Die wenigsten Opfer dieser Konflikte schaffen den Weg in Flüchtlingslager, in denen sie einigermaßen menschenwürdig leben können, ein ausreichendes Gesundheits- und Bildungssystem nutzen und eine neue Zukunftsperspektive aufbauen können.

Luxemburg hat in den ersten acht Monaten dieses Jahres 633 Flüchtlinge aufgenommen, das sind rund zehn Prozent weniger als im gleichen Zeitraum 2013. In den Jahren 2012 und 2011 wurden insgesamt noch jeweils über 2000 Asylbewerber gezählt. Luxemburg wird von den großen aktuellen Flüchtlingsbewegungen kaum berührt: Unter den 84 Neuzugängen im Juli war lediglich eine siebenköpfige Familie aus Syrien. Im August kamen 96 Antragsteller, darunter elf aus Syrien und eine Person aus der Ukraine. Es fehlt offenbar der politische Wille bzw. die Aufnahmekapazität, generell deutlich mehr Flüchtlinge und Asylbewerber aufzunehmen, insbesondere aus den aktuell betroffenen Regionen.

Dies kann man aus humanitärer Sicht beklagen. Es hat aber auch mit den Regelungen des Dublin-III-Abkommens zu tun, nach dem der Asylantrag in dem Land gestellt werden muss, in dem der Flüchtling in die EU eingereist ist. Daher werden viele aus Luxemburg wieder abgeschoben, es sei denn, sie können ihren Reiseweg verschleiern.

Um diese Situation eines dringenden Bedarfs konstruktiv zu verbessern, hat das dem Familien- und Integrationsministerium untergeordnete Office Luxembourgeois de l’Accueil et de l’Integration (OLAI) entschieden, neue Strukturen zur Unterbringung von Flüchtlingen und Asylbewerbern zu schaffen. Deshalb hat das OLAI die Polygone S.àr.l. beauftragt, diese in Mersch zu errichten und dem OLAI anschließend zu vermieten.

Zu diesem Zweck hat Polygone im Juli 2014 von etika und der BCEE einen zinsreduzierten Investitionskredit über 788.760 Euro mit einer Laufzeit von 54 Monaten erhalten (In ähnlicher Weise hatte Polygone bereits 2011 mobile Klassenräume für eine belgische Kommune errichtet. Und im gleichen Jahr in Luxemburg, als im Auftrag der Stadt das „Abrigado“, eine Einrichtung für Drogenabhängige realisiert und an die Stadt vermietet wurde. Auch diese Projekte erhielten aufgrund ihres sozialen Mehrwerts einen zinsvergünstigten Kredit).

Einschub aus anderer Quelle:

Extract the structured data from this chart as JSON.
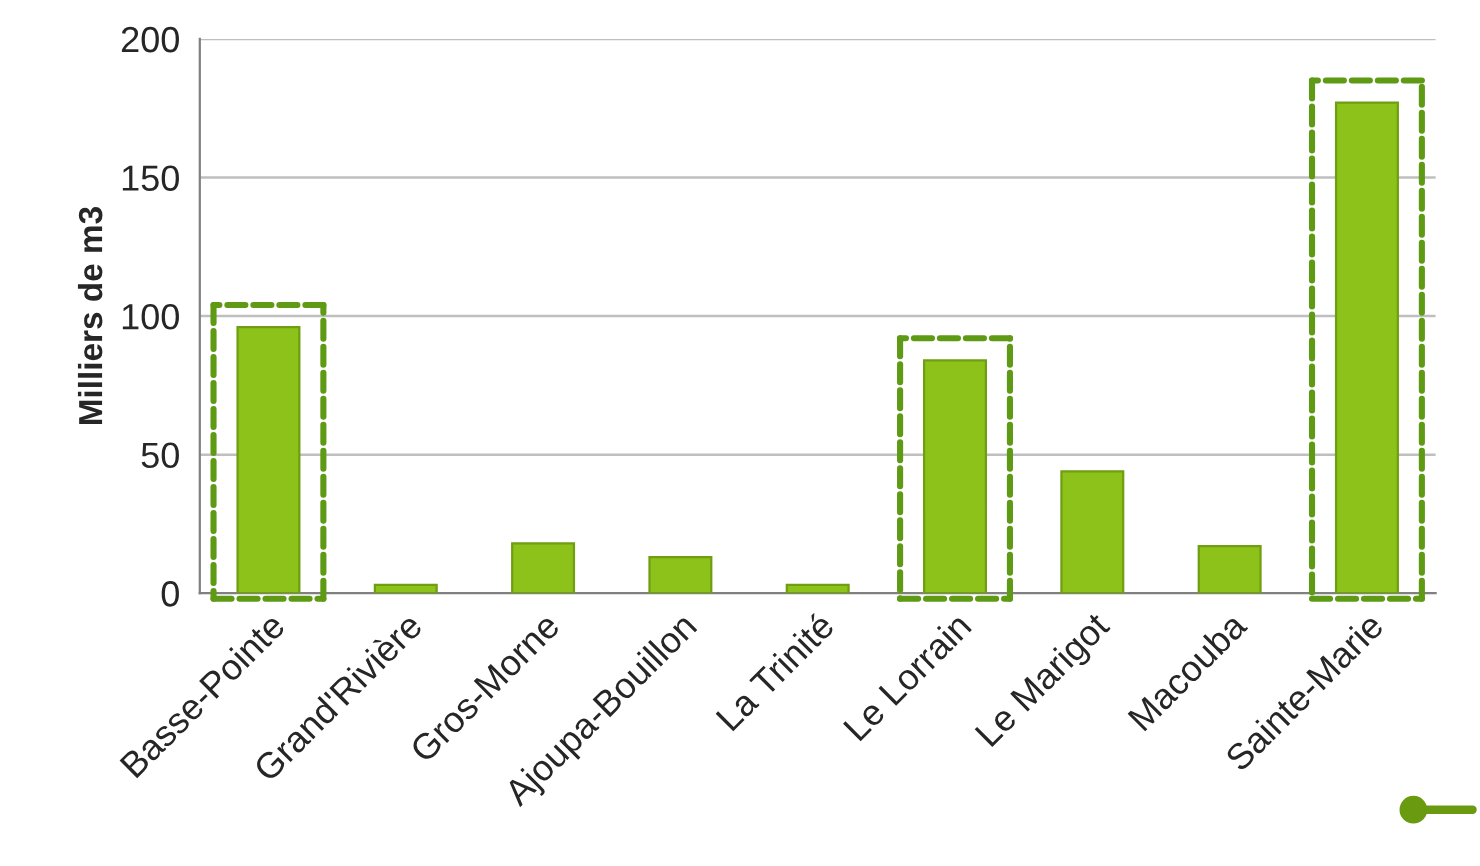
{
  "chart_data": {
    "type": "bar",
    "ylabel": "Milliers de m3",
    "categories": [
      "Basse-Pointe",
      "Grand'Rivière",
      "Gros-Morne",
      "Ajoupa-Bouillon",
      "La Trinité",
      "Le Lorrain",
      "Le Marigot",
      "Macouba",
      "Sainte-Marie"
    ],
    "values": [
      96,
      3,
      18,
      13,
      3,
      84,
      44,
      17,
      177
    ],
    "color": "#8cc21a",
    "ylim": [
      0,
      200
    ],
    "yticks": [
      0,
      50,
      100,
      150,
      200
    ],
    "grid": "y",
    "legend": false
  }
}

Beim aktuellen Projekt handelt es sich erneut um ein als Containergebäude in Fertigbauweise konzipiertes Gebäude (Fotos vom Januar 2015). Der Bau entstand etwa 500 Meter vom Bahnhof Mersch entfernt auf dem Gelände des Agrocenters mit seiner riesigen Siloanlage. Im Schatten dieses “Wahrzeichens” von Mersch begannen im September 2014 Aushubarbeiten, ab Oktober erfolgte durch einen elsässischen Partner, der von Polygone Arbeitnehmer zur Verfügung gestellt bekam, die technische Umsetzung des in modularer Struktur errichteten Baus. Die Bauabnahme ist für Ende Januar 2015 vorgesehen.

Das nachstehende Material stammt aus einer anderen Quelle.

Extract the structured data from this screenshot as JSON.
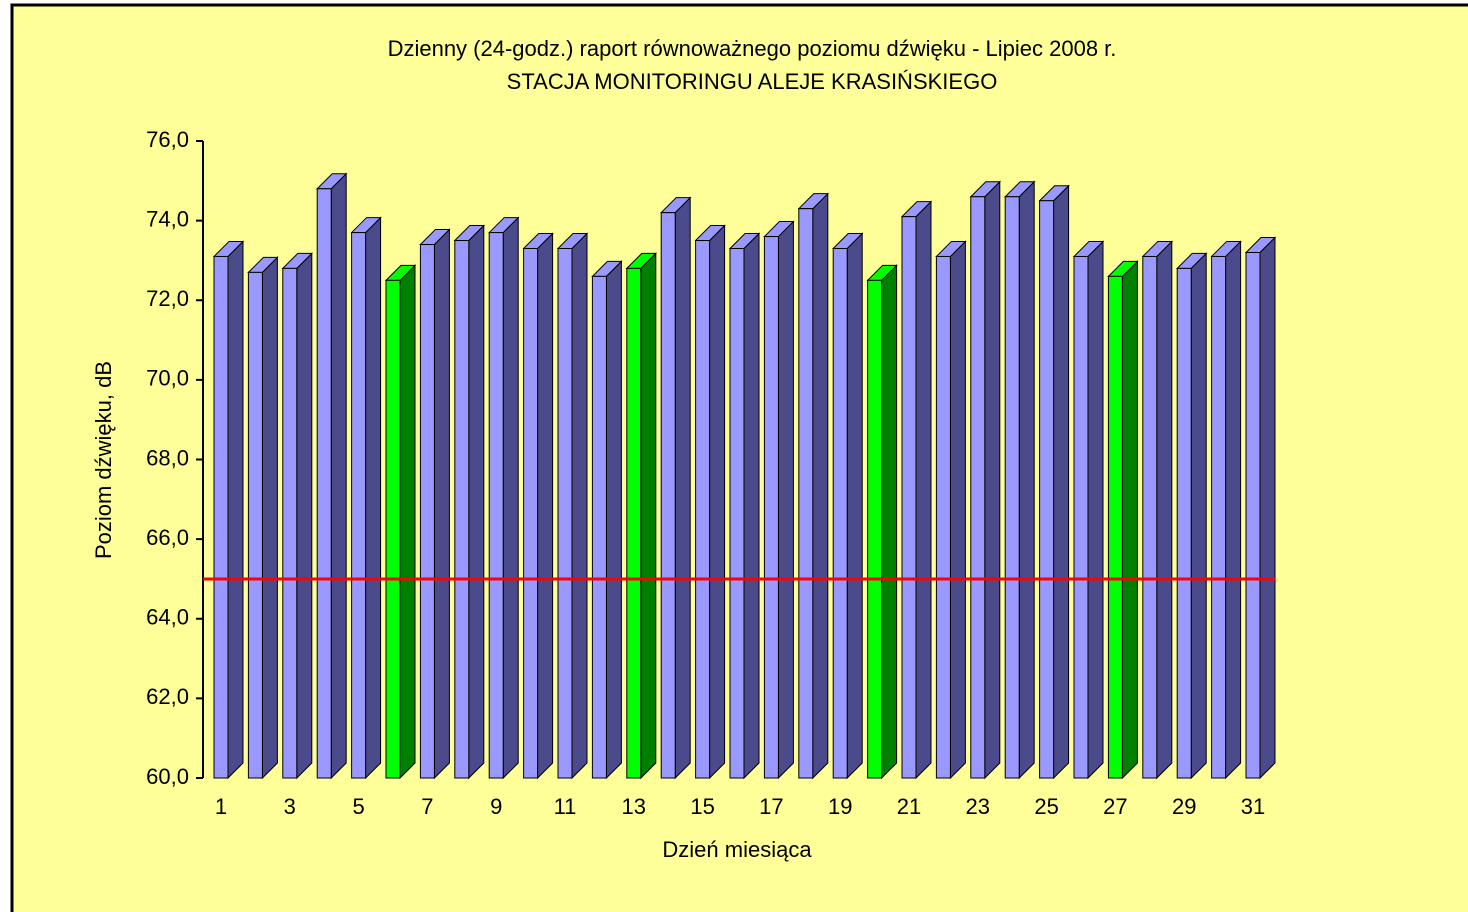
{
  "chart_data": {
    "type": "bar3d",
    "title": "Dzienny (24-godz.) raport równoważnego poziomu dźwięku - Lipiec 2008 r.",
    "subtitle": "STACJA MONITORINGU ALEJE KRASIŃSKIEGO",
    "x_label": "Dzień miesiąca",
    "y_label": "Poziom dźwięku, dB",
    "categories": [
      "1",
      null,
      "3",
      null,
      "5",
      null,
      "7",
      null,
      "9",
      null,
      "11",
      null,
      "13",
      null,
      "15",
      null,
      "17",
      null,
      "19",
      null,
      "21",
      null,
      "23",
      null,
      "25",
      null,
      "27",
      null,
      "29",
      null,
      "31"
    ],
    "values": [
      73.1,
      72.7,
      72.8,
      74.8,
      73.7,
      72.5,
      73.4,
      73.5,
      73.7,
      73.3,
      73.3,
      72.6,
      72.8,
      74.2,
      73.5,
      73.3,
      73.6,
      74.3,
      73.3,
      72.5,
      74.1,
      73.1,
      74.6,
      74.6,
      74.5,
      73.1,
      72.6,
      73.1,
      72.8,
      73.1,
      73.2
    ],
    "colors": [
      "#9999ff",
      "#9999ff",
      "#9999ff",
      "#9999ff",
      "#9999ff",
      "#00ff00",
      "#9999ff",
      "#9999ff",
      "#9999ff",
      "#9999ff",
      "#9999ff",
      "#9999ff",
      "#00ff00",
      "#9999ff",
      "#9999ff",
      "#9999ff",
      "#9999ff",
      "#9999ff",
      "#9999ff",
      "#00ff00",
      "#9999ff",
      "#9999ff",
      "#9999ff",
      "#9999ff",
      "#9999ff",
      "#9999ff",
      "#00ff00",
      "#9999ff",
      "#9999ff",
      "#9999ff",
      "#9999ff"
    ],
    "side_colors": {
      "#9999ff": "#4b4b8c",
      "#00ff00": "#008000"
    },
    "reference_line": {
      "value": 65,
      "color": "#ff0000"
    },
    "ylim": [
      60,
      76
    ],
    "yticks": [
      {
        "value": 60,
        "label": "60,0"
      },
      {
        "value": 62,
        "label": "62,0"
      },
      {
        "value": 64,
        "label": "64,0"
      },
      {
        "value": 66,
        "label": "66,0"
      },
      {
        "value": 68,
        "label": "68,0"
      },
      {
        "value": 70,
        "label": "70,0"
      },
      {
        "value": 72,
        "label": "72,0"
      },
      {
        "value": 74,
        "label": "74,0"
      },
      {
        "value": 76,
        "label": "76,0"
      }
    ],
    "background": "#ffff99"
  }
}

Der holzverkleidete Bau weist neben vier Büro-, Aufenthalts- und Abstellräumen im Erdgeschoss insbesondere 11 Wohnräume (von je etwa 21 qm Fläche) im 1. Stock auf und ist für die Unterbringung von 30 Personen geeignet. In jedem Raum können 2 – 3 Personen untergebracht werden. Durch Zwischentüren zwischen jeweils zwei Räumen können neben Einzelpersonen auch Familien untergebracht werden. Im Erdgeschoss befinden sich neben getrennten WC- und Duschanlagen für Männer und Frauen auch eine Küche mit fünf Kochgelegenheiten. Eine Wohnung im Erdgeschoss ist inklusive eigener sanitärer Anlagen auch für Personen mit Behinderungen zugänglich.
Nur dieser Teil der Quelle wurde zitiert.